In Spokesafe’s Derby site the council dropped the rateable value of a retail unit allowing the landlord to convert  to cycle parking. “It’s a good example of how the public and private sector can work together. If there is cycle parking it’s a great facility to have as a part of the shopping centre,” says Wilson. In Colchester the council is using the Spokesafe space to store shared cargo cycles local businesses can use for deliveries.

With 70-odd spaces the London Bridge site will likely generate £42,000-£43,000 a year, at a rate of £50 a month, or £1.66 a day, per space. In outer London and elsewhere, rates are lower. There’s more volatility in the pay as you go custom but the charge is almost double. They also took over management of an existing site in Finsbury Park in North London, and are in the process of changing from key card to app-based access.

Spokesafe

“For car parking in central London by contrast it’s £50 a day,” says Wilson. “It’s some of the cheapest real estate in London. With the Congestion Charge and ULEZ people are driving in less so these car parks that were big money spinners all of a sudden are at 60% occupancy, so local car park operators are starting to look at alternative uses. Now when you go into many of them you will see things like self-storage.”

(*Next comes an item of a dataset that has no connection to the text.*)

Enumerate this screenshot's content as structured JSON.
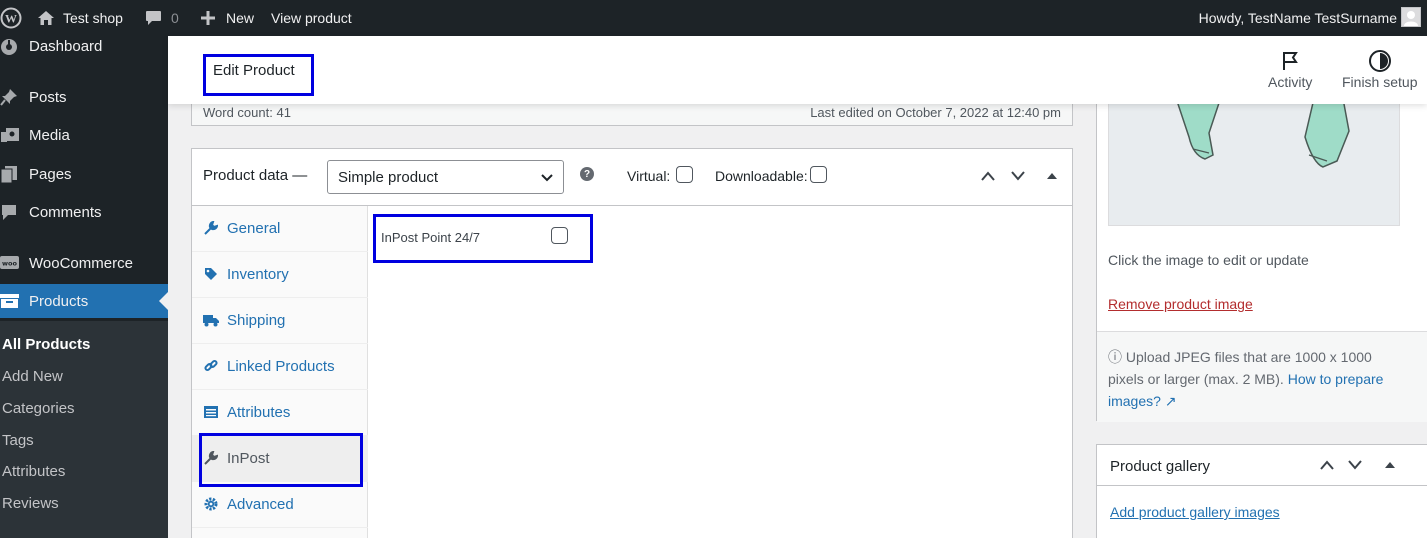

It’s not just the absence of motor vehicles, it’s cycling as a growing civic investment area – albeit one that’s still misunderstood.

“One of the problems… is that cycling is often viewed as a non-economic activity – which is wrong,” says Wilson.

“It’s about how do we get people back into the city centre, to [get around in a way that makes them] healthy and happy, and I think cycling has a huge part to play in that – so I think infrastructure that can encourage people to cycle is a good thing.”

He calls the units “active travel facilities”. Although Spokesafe built the innards of some of its London sites – even using a cargo-biking electrician at the Chinatown site – with the capability to act as project managers, they prefer to simply run operations. “We know the rack and door providers, and the CCTV providers. We don’t make money out of that, but we are happy to work with them.”

At London Bridge the sliding metal grille gate and almost all of the cycle commuter parking was already in place, they simply added a security door and keypad, and the cargo bike parking. They’ve signed up the first cargo bike customer – a zero emission delivery company – and are expecting more delivery companies to follow suit. At locations that aren’t underneath railway tracks there’s also lockers and eBike charging.

This year the company launched a web app, now handling 98% of pay as you go custom. “Whether we were building spaces ourselves or not, we knew we needed the technology. We had to develop a system that allows it to run 24/7. Covid forced our hand because it made us do it quicker”.

The app gives them useful data about who is using which spaces when, to help them understand and manage demand.

Users access Spokesafe sites via a code from the web app, which they input into a battery-powered keypad – which doesn’t need Wi-Fi or external power. Monthly and corporate users, the latter still 60% of their business, sign up by email.

The company isn’t yet financially sustainable – it’s still in start-up mode – but the individual parking locations are; it’s just a matter of bringing enough sites online to support the technology and growing team, says Wilson.

“We have to think about, if we want these things to grow and people to invest, we have to make a loss [initially] so that these businesses can stand on their own feet and contribute to society.”

Wilson expects to recruit more staff imminently, and to develop further services like daily insurance cover and repairs carried out while you’re parked.

“We do things we think are good for the customers,” he says. “Focused on managing these active travel facilities, we will continue to do more and more and more of these. We are constantly speaking to new people.”